Pagamento de juros dispara e supera em 10 vezes o que se aplica em Saúde e Educação

Quase 50% do já deficitário Orçamento do governo federal são engolidos no pagamento de juros e refinanciamento da dívida pública brasileira. E essa conta já estourou a casa impagável dos R$ 4 trilhões. Enquanto isso, apenas 3,91% da peça orçamentária são destinado à Educação, e 4,14% à Saúde. Trata-se de uma caixa-preta que nenhum presidente da República ousou abrir até agora, evitando confronto com o sistema financeiro.

Só que o jogo virou. O Tribunal de Contas da União (TCU) fará uma auditoria detalhada da dívida pública interna e da forma como é paga. Na semana passada, o Senado aprovou requerimento do senador Alvaro Dias (PV-PR) pedindo essa auditoria. Para ele, é inútil o Executivo aprovar cortes de gastos se não frear o aumento galopante da dívida. Esse cerco, aliás, seria o principal meio de controle de gastos exigido na crise atual.

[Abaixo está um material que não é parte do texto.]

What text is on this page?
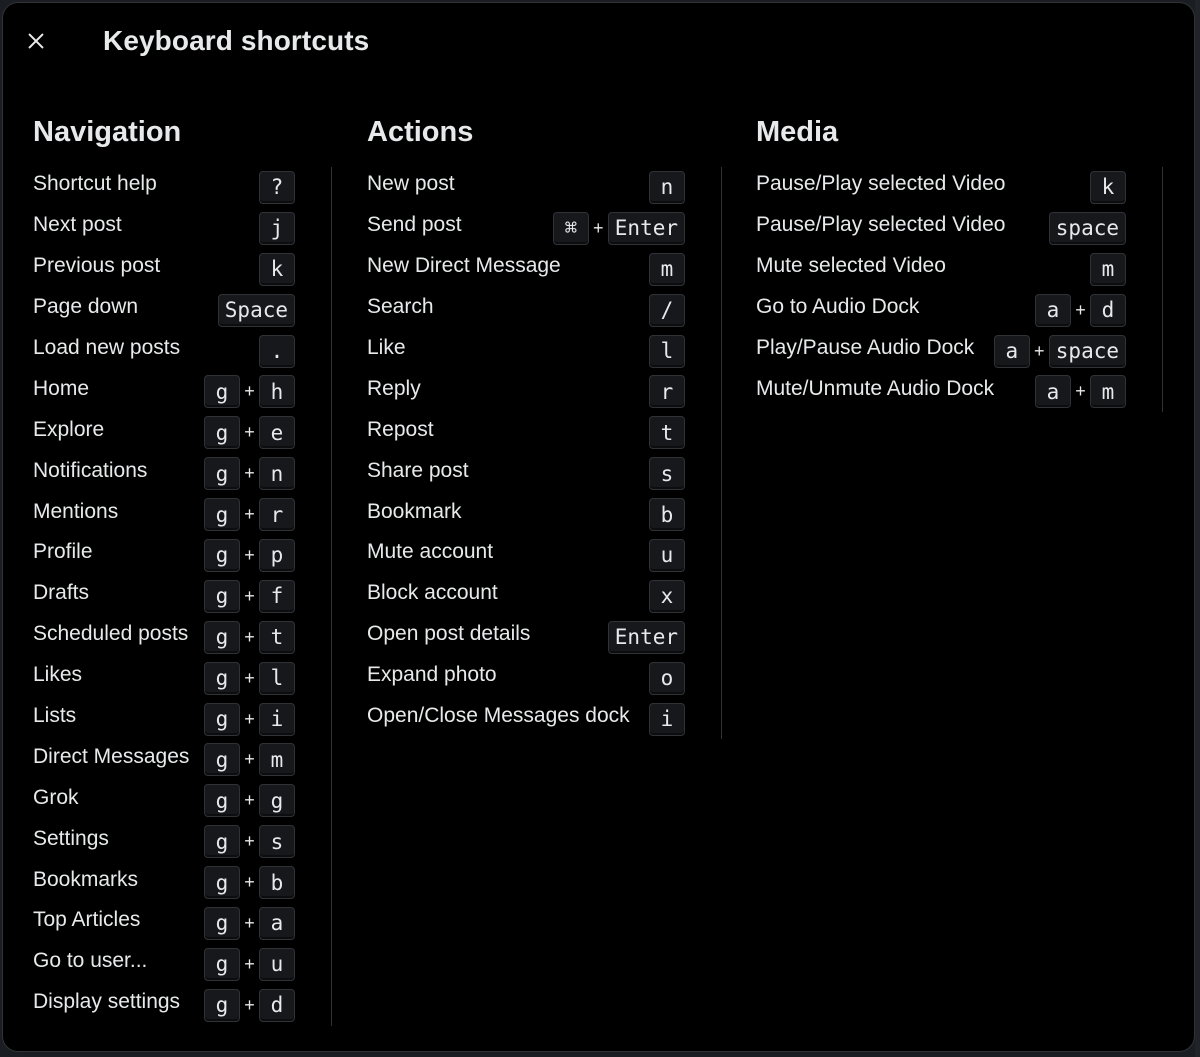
Keyboard shortcuts
Navigation
Shortcut help	?
Next post	j
Previous post	k
Page down	Space
Load new posts	.
Home	g + h
Explore	g + e
Notifications	g + n
Mentions	g + r
Profile	g + p
Drafts	g + f
Scheduled posts	g + t
Likes	g + l
Lists	g + i
Direct Messages	g + m
Grok	g + g
Settings	g + s
Bookmarks	g + b
Top Articles	g + a
Go to user...	g + u
Display settings	g + d
Actions
New post	n
Send post	⌘ + Enter
New Direct Message	m
Search	/
Like	l
Reply	r
Repost	t
Share post	s
Bookmark	b
Mute account	u
Block account	x
Open post details	Enter
Expand photo	o
Open/Close Messages dock	i
Media
Pause/Play selected Video	k
Pause/Play selected Video	space
Mute selected Video	m
Go to Audio Dock	a + d
Play/Pause Audio Dock	a + space
Mute/Unmute Audio Dock	a + m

“O Congresso discute um teto de gastos e não mexe na questão crucial das dívidas. Sem criar alternativa para a melhor administração da dívida pública, não vamos, com essas PECs de contenção de gastos, resolver os problemas, não chegaremos ao ajuste fiscal que se deseja. Esse dinheiro todo não foi investido em prol da sociedade”, critica o senador.

O caos financeiro do país tem raiz nesse problema, avalia Dias. O problema é que quase metade do que o país arrecada em impostos vai para quitar só os juros. Não bastasse, o governo não tem condições de fazer frente aos gastos e serviços desses débitos – que são administrados pelo mercado, em forma de títulos públicos.

E tudo piora ante os consecutivos e bilionários déficits nas contas da União, além da dificuldade de Estados saldarem pendências com o governo federal. “Não há um prazo estabelecido, mas certamente será uma prioridade do TCU, onde já há preocupação com a dívida pública. O Equador fez auditoria da dívida e concluiu que 40% já estavam pagos”, salienta o senador.

Nem seu requerimento esmiúça tal assunto tão pouco conhecido. Sua proposta defende melhor administração e o reescalonamento desse endividamento, reduzindo o abismo entre o que é gasto nos serviços essenciais à população e o que é destinado a juros. “É uma auditoria da dívida pública para conhecer a origem dela, a quem e quanto devemos, com que taxa de juros, quais são nossos credores, para onde nossos recursos foram dirigidos”, justifica Dias.

Ex-PSDB, o senador critica o governo Michel Temer (PMDB) por não atacar essa chaga. Ele argumenta que a revisão dos critérios de pagamento liberaria mais dinheiro público para ser investido pelo Estado brasileiro, revertendo a deterioração dos serviços e o sucateamento da infraestrutura.

Nos últimos anos, a dívida cresceu R$ 2 trilhões, ou seja, dobrou. “A dívida hoje é de R$ 4 trilhões e 300 bilhões. Nenhum presidente ataca isso pela força, no governo, de representantes do sistema financeiro. Essa cobrança aqui no Parlamento se justifica por isso. E o TCU, que tem independência, não está ligado ao interesse financeiro, pode nos oferecer fotografia real da situação”.